To kick off our conversation, I gave a brief presentation about my fieldwork and main research findings. I was concerned that examining chronic disease treatment in Belize as such a complicated picture might be disconcerting for people living with these conditions—but interestingly, unlike some pushback I’ve gotten from U.S. academic crowds when discussing these ambiguities, the audience in Dangriga seemed unsurprised on this front, for example offering lively additions to fill out my list of the expensive market prices of vegetables (after all, they knew these difficulties better than anyone, after living with them for years). The distinguished physician who had mentored my fieldwork offered some generous commentary to help open things up, and we launched into what turned out to be an hour-long group brainstorming session that peeled back many layers of interfacing domains of care: pills, herbs, vegetables, farming, cooking, ritual, policy.
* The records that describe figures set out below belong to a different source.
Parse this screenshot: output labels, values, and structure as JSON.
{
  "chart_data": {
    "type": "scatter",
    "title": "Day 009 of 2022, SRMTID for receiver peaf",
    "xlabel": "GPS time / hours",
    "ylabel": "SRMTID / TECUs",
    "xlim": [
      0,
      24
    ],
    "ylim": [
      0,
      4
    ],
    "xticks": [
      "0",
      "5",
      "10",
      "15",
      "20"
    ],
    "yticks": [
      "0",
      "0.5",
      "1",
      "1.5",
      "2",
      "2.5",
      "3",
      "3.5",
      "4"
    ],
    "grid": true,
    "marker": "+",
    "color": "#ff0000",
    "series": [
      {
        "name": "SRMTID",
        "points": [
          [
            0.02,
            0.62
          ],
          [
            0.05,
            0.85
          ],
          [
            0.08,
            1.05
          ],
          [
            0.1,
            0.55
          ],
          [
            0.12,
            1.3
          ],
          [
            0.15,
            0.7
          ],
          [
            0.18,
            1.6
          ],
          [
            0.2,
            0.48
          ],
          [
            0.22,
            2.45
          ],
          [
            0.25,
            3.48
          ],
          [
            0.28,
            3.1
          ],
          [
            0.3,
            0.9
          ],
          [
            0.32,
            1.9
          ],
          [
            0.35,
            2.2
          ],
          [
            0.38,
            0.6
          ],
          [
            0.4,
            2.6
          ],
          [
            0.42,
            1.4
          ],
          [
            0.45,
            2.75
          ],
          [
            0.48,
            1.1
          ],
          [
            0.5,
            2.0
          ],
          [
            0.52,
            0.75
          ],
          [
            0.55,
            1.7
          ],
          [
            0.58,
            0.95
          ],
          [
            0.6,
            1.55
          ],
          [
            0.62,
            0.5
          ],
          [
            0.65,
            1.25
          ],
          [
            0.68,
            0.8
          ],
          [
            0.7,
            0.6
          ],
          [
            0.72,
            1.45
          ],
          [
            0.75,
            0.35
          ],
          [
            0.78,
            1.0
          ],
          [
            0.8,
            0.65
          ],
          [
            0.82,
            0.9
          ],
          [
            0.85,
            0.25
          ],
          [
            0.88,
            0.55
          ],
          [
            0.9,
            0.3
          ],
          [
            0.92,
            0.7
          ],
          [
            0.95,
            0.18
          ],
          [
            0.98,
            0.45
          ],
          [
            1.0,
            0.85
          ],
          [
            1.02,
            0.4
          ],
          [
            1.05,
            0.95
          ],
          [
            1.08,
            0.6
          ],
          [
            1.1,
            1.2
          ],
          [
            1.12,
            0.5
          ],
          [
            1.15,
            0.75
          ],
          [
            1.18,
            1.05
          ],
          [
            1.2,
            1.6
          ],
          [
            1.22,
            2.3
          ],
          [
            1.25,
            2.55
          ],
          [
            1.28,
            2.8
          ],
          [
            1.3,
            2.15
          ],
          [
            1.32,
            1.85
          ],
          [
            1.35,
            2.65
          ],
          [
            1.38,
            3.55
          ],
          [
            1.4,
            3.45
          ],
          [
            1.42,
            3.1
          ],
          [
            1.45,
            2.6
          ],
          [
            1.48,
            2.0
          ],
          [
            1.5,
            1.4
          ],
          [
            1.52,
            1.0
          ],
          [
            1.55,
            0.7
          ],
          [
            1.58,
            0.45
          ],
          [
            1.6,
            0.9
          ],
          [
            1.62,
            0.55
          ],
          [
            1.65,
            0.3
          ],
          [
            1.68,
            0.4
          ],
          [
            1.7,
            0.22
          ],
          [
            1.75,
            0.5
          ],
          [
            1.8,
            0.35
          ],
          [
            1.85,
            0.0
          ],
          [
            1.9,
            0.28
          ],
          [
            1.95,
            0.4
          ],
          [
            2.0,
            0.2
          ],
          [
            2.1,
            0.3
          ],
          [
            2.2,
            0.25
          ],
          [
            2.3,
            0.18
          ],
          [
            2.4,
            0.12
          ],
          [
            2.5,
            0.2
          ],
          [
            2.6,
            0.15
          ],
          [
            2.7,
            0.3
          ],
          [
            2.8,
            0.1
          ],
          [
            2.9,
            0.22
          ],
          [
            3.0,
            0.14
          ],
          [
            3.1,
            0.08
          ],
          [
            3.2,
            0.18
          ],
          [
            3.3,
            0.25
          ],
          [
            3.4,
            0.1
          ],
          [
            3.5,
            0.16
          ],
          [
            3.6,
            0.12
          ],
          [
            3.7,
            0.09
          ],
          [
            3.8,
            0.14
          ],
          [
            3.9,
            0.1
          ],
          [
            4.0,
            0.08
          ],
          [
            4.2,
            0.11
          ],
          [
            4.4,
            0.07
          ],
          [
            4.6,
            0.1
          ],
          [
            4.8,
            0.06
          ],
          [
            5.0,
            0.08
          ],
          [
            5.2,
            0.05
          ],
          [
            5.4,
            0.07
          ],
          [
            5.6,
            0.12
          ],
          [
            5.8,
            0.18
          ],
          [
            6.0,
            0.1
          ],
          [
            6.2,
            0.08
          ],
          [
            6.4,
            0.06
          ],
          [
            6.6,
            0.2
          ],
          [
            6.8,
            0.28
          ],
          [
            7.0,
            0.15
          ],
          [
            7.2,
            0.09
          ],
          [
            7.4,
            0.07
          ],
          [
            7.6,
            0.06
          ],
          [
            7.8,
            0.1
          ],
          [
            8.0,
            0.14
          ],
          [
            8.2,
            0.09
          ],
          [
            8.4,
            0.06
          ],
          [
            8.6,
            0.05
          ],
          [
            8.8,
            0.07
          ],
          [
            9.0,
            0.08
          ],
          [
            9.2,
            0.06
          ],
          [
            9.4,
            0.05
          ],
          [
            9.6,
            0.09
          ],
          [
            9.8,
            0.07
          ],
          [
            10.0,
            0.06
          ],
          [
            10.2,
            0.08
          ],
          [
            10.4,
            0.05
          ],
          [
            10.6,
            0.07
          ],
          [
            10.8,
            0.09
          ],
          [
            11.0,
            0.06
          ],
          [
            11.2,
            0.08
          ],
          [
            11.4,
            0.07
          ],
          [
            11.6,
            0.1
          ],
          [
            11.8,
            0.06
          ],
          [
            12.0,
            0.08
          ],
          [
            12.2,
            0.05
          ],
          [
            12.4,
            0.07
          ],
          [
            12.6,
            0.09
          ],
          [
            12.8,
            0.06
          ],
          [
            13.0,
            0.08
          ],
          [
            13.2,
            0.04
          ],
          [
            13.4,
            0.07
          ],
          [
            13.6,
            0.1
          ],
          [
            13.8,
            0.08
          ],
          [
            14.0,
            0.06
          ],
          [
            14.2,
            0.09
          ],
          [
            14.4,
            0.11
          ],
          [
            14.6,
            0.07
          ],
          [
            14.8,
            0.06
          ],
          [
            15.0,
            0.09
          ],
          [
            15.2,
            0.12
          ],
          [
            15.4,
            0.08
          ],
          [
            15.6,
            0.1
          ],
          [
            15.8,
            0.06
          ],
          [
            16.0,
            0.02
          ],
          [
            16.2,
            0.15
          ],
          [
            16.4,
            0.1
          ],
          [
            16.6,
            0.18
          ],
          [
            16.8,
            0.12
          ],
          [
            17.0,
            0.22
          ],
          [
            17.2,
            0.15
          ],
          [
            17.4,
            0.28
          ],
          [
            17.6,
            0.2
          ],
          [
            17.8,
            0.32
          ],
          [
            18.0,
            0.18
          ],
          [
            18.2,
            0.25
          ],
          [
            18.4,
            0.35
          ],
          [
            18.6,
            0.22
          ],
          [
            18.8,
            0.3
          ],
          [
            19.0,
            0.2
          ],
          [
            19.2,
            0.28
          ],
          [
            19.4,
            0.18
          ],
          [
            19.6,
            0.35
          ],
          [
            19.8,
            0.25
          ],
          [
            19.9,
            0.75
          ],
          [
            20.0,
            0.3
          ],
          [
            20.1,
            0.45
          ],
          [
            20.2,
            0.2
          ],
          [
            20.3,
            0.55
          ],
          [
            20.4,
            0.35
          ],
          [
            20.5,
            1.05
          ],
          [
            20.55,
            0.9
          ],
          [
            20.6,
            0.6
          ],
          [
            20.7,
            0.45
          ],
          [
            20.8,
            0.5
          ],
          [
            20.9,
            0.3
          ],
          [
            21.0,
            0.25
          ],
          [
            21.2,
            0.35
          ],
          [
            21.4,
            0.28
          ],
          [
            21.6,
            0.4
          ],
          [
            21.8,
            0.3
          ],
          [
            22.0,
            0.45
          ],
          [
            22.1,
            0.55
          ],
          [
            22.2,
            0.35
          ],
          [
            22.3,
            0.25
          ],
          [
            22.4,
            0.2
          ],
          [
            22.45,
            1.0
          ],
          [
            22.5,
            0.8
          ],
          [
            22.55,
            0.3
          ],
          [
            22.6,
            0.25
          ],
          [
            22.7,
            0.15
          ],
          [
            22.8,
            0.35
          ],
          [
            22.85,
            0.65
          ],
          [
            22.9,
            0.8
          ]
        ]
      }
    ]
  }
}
Many insights and questions that the group generated deftly linked granular exchanges (such as sharing notes on diabetes-friendly cassava recipes) with macro-realities (such as the astute comment that our Ministry of Health report wouldn’t be able to go very far in changing these constrained nutritional realities unless their office also dialogues with the Ministry of Agriculture, to explore national policies that might sustain more robust vegetable production). Another terrific suggestion included the idea of creating a national recipe contest, as a way of sparking interest in the “Belizean Cooking with Diabetes” project we discussed together. We wondered, could this effort snowball into something that might eventually be assembled and disseminated more widely—perhaps an open-source recipe website or even a collaborative publication—so that people with diabetes didn’t feel faced with a choice between the foods that would keep them healthy, and the foods that many felt most connect them to a sense of family and identity? And more broadly, how might we conceive of tinkering not just with care and education, but also with actual economies of available foods and medicines? Is there some way it might be possible to treat not only patients, but also the political ecologies and unhealthy agricultural systems that make people’s work of survival unnecessarily difficult?
Overall, this collective workshop felt less like the final stage of a completed project, and more like a provocation toward continuing engagements ahead. I am deeply grateful to all of the people who gathered to talk and think with me during this return trip, and for the Engaged Anthropology Grant that made this sustained conversation possible. It is equal parts unsettling and exciting to realize that I am not just observing how new collectives are taking shape around these chronic health issues in Belize, but also becoming a collaborator with perhaps some part still to play in this unfolding story.